Entiteitsrelatiediagram van de analysebestanden van Genesis. Het ARCHIEF bestand is hetzelfde als bij de invoerbestanden. Per persoonsvermelding is er een verwijzing naar dat bestand. De VOORNAAM en FAMILIENAAM bestanden worden gebruikt voor de naamstandaardisatie.

Figuur 3.

Entiteitsrelatiediagram van de dossierbestanden van Genesis. Alhoewel diverse bestanden hier dezelfde naam hebben als de analysebestanden hebben ze een verschillende structuur. Geboorte- en overlijdensgegevens zijn bijvoorbeeld nu ook in het PERSOON bestand opgenomen omdat ze enkelvoudig zijn. Voor de (meervoudige) beroepsgegevens is een eigen bestand gecreëerd. Het ARCHIEF bestand is weer hetzelfde bestand als in de andere diagrammen. In tegenstelling tot de analysebestanden heeft nu echter elk gegeven een eigen verwijzing naar het ARCHIEF bestand. STAMBOOM en KWARTIERSTAAT bestanden bevatten informatie voor het genereren van kwartierstaten en stambomen.

 

Summary

G. Bloothooft, Automatic Family Reconstruction

This paper describes a new system, Genesis, for automatic family reconstruction on the PC. A main feature is the recognition of three different levels of datarepresentation, one for the source material, one for a standardized, person-oriented form of the orginal data, and one for the linked and condensed person information. Genesis can handle data from various types of sources. All relevant information is first transformed to a standardized source-independent form. Name standardization is roughly sketched but the description of the key algoritm, based on dynamic programming using digrams, is postponed to a next paper. Pocketing of records is done on the basis of the first name, since surname information is frequently missing in Dutch records from before 1810. The subsequent linking process (link by link) is gouverned by the information content of a person in a record and uses first name, patronymic and surname, names of parents and partners, date intervals for birth, marriage, and burial, and in some cases place information. After the linkage stage, a report summarizes all available information per person.
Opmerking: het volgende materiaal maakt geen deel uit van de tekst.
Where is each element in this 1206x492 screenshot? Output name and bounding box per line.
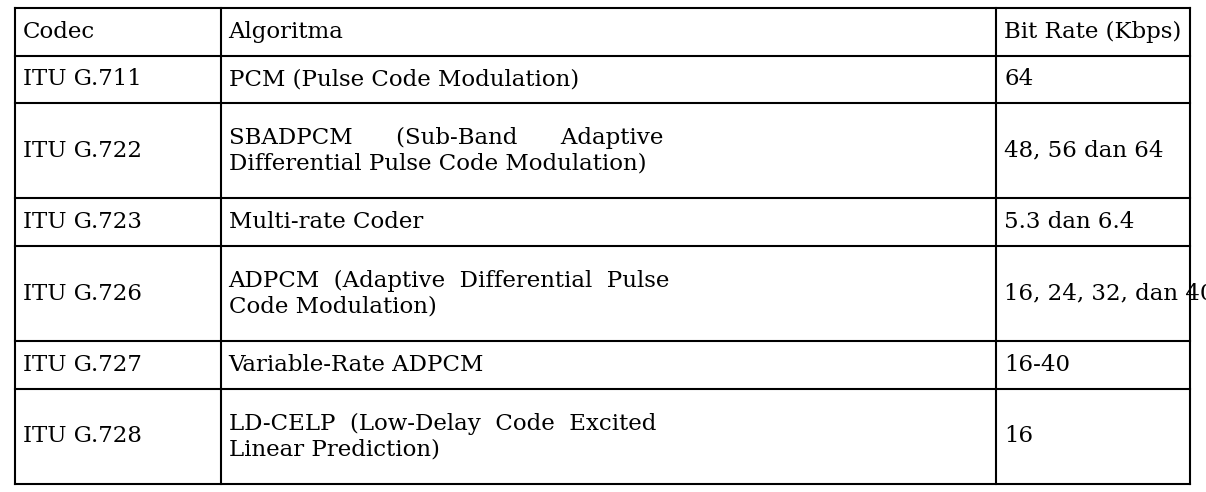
Text: 5.3 dan 6.4: 5.3 dan 6.4 (1005, 211, 1135, 233)
Text: Multi-rate Coder: Multi-rate Coder (229, 211, 423, 233)
Text: PCM (Pulse Code Modulation): PCM (Pulse Code Modulation) (229, 68, 579, 91)
Text: 16: 16 (1005, 426, 1034, 447)
Text: Codec: Codec (23, 21, 95, 43)
Text: Code Modulation): Code Modulation) (229, 295, 437, 317)
Text: ITU G.728: ITU G.728 (23, 426, 142, 447)
Text: 64: 64 (1005, 68, 1034, 91)
Text: ADPCM  (Adaptive  Differential  Pulse: ADPCM (Adaptive Differential Pulse (229, 270, 671, 292)
Text: 16-40: 16-40 (1005, 354, 1070, 376)
Text: Differential Pulse Code Modulation): Differential Pulse Code Modulation) (229, 153, 646, 175)
Text: Algoritma: Algoritma (229, 21, 344, 43)
Text: Linear Prediction): Linear Prediction) (229, 438, 439, 460)
Text: ITU G.711: ITU G.711 (23, 68, 142, 91)
Text: ITU G.723: ITU G.723 (23, 211, 142, 233)
Text: SBADPCM      (Sub-Band      Adaptive: SBADPCM (Sub-Band Adaptive (229, 127, 663, 149)
Text: LD-CELP  (Low-Delay  Code  Excited: LD-CELP (Low-Delay Code Excited (229, 413, 656, 434)
Text: Bit Rate (Kbps): Bit Rate (Kbps) (1005, 21, 1182, 43)
Text: ITU G.727: ITU G.727 (23, 354, 142, 376)
Text: ITU G.726: ITU G.726 (23, 282, 142, 305)
Text: ITU G.722: ITU G.722 (23, 140, 142, 162)
Text: Variable-Rate ADPCM: Variable-Rate ADPCM (229, 354, 484, 376)
Text: 16, 24, 32, dan 40: 16, 24, 32, dan 40 (1005, 282, 1206, 305)
Text: 48, 56 dan 64: 48, 56 dan 64 (1005, 140, 1164, 162)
On the basis of these reports, automatic control routines compare the reports to improve the linkage result. User intervention is allowed at the stage of name standardization and in a final stage, checking person reports and initiating re-linkage. The system allows for local updates of the links (with respect to new data and during re-linkage).

 

Over de Auteur

Gerrit Bloothooft (1952) studeerde Technische Natuurkunde in Delft en promoveerde in 1985 aan de Vrije Universiteit van Amsterdam op het proefschrift 'Spectrum and Timbre of the Singing Voice'. Hij is sinds 1982 verbonden aan de Universiteit Utrecht, eerst bij de vakgroep Fonetiek en sinds 1986 als docent bij de vakgroep Computer en Letteren. Hij is binnen de specialisatie Taal- en Spraakautomatisering verantwoordelijk voor Spraaktechnologie, in het bijzonder de automatische spraakherkenning.